Dorsey, a shrewd businessman, at least managed to make a decent living for himself. Many other performers were simply chewed to pieces by gospels’ demands. R. H. Harris, unable to reconcile his faith with life on the road, quit and ended up working for a florist. Rosetta Tharpe was abandoned by the gospel audience after she booked a series of night-club dates in the late ‘50s — even though her night-club performances consisted of religious music. Forty years later, Jerma Jackson found church people in Chicago still embittered by Tharpe’s betrayal. Similarly, after going pop, Sam Cooke and the Staple Singers both received cold receptions when they performed before gospel audiences. Mahalia Jackson — who was, according to John Hammond, “only interested in money” — did manage to keep one foot in the church while crossing over, but only by performing completely inoffensive dreck like “Trees” and “Rusty Old Halo”. Even so, according to Hammond, she lost the majority of her black audience. Meanwhile, the Country Gentlemen were courting the college crowd by mixing murder ballads with their hymns.

These days, the firewall between black religious and secular music has largely been dismantled, so that, for instance, Al Green — who felt he had to choose one or the other even in the 70s — now performs both. But back in the golden age, the options for gospel singers were very limited indeed, as is clear from the subtitle of Anthony Heilbut’s classic 1971 account, “The Gospel Sound: Good News and Bad Times.” Heilbut also produced and annotated the two recent albums on Shanachie and, indeed has been responsible, it sometimes seems, for every decent classic gospel reissue of the last thirty years. But though he’s a fine and incredibly knowledgeable writer, Heilbut’s enthusiasm for the genre leads him to gloss over its flaws. Sometimes this is charming, as when he insists that Marion Williams’ “Drunkards Down There” would “set any dance club afire” — and a riot might indeed result, if a DJ dared to spin such a trundling, ham-fisted groove.

At other moments, though, Heilbut’s cluelessness takes on a more sinister cast. Like many of the folk-revival anthromusicologists, Heilbut is a long way removed in social class and belief system from the people whose work he has embraced. A German Jew by background, Heilbut is an atheist and a Harvard Ph.D. whose academic interests include gay studies. Yet, his book is blithely dedicated to “the older singers, ‘the ones who didn’t sell out’ but stuck with their music despite the encroachments and temptations of the world.” All right — but if you don’t believe in God, what exactly does “selling-out” mean in this context?

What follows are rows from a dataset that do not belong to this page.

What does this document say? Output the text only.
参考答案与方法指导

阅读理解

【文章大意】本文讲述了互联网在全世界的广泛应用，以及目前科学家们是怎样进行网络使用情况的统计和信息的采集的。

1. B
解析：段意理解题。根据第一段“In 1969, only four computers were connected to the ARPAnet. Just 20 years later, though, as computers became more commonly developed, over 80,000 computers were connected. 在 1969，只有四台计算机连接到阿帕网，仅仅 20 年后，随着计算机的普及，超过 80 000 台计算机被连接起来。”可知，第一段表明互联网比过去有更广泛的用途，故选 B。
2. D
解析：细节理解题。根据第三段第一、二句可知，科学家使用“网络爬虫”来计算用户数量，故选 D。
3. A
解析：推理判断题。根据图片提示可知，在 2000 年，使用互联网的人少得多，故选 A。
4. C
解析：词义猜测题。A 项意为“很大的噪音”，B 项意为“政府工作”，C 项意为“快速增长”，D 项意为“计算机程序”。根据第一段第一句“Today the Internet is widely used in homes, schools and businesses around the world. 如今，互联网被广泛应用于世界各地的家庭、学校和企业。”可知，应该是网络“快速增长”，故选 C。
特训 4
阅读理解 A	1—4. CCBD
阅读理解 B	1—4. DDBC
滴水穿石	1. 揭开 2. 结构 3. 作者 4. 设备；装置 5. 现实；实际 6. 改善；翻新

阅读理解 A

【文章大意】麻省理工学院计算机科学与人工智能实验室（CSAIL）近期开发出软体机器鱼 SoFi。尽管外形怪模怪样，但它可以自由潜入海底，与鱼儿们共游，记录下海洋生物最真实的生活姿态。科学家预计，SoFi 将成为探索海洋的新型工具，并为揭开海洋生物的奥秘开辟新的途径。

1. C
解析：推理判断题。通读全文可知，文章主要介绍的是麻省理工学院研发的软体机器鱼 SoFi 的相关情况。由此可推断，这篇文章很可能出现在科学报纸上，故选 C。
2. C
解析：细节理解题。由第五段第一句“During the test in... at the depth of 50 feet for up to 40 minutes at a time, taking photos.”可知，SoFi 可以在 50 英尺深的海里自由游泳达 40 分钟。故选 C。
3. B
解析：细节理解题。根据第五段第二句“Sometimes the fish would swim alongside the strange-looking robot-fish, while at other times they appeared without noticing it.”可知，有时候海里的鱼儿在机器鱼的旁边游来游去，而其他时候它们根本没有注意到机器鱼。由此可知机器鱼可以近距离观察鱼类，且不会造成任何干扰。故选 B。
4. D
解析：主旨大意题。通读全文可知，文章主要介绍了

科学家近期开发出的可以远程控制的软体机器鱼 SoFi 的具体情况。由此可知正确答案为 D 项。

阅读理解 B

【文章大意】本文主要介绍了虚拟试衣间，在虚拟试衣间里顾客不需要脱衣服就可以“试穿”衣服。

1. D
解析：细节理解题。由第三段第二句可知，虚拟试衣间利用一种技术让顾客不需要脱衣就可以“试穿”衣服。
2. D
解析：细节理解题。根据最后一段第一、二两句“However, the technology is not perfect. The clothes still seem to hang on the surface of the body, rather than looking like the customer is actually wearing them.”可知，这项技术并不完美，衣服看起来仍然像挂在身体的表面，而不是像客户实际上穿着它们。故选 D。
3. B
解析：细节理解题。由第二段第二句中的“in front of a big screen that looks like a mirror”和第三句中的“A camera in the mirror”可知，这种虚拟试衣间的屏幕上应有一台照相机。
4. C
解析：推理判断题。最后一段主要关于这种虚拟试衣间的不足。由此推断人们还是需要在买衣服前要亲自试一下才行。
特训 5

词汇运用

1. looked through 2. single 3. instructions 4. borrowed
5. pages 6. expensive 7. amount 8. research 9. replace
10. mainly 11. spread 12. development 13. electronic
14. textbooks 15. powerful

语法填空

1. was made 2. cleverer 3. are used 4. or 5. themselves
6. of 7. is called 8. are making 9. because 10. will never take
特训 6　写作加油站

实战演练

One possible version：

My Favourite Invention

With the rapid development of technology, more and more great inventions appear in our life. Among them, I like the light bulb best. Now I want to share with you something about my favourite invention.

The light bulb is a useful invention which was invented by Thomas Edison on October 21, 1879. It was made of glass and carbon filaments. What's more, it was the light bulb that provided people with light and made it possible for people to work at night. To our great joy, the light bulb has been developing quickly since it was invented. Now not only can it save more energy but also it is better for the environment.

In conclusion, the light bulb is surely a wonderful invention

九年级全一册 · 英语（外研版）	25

One thing it might conceivably mean is allowing your religious beliefs and cultural identity to be consumed as an aesthetic experience by any collector with a credit card. Gospel has never been as popular as jazz or blues or country in large part because it didn’t want to be — because it’s fans and its artists felt, as a group if not as individuals, that to sell your soul to wealthy, faithless ofays was anathema. Whether they were right or not, they suffered for it, and to ignore the implications is disrespectful. Heilbut was friends with many gospel musicians, including Marion Williams, and all of them clearly appreciated his efforts on their behalf and his sincere appreciation of their work. But at the end of the day (which is where gospel looks, after all) Heilbut’s artistic judgments are as much a part of the world as a record executives’ bank-roll. You choose God or you don’t, and people like Heilbut — and like me, for that matter — are not on the side of the angels.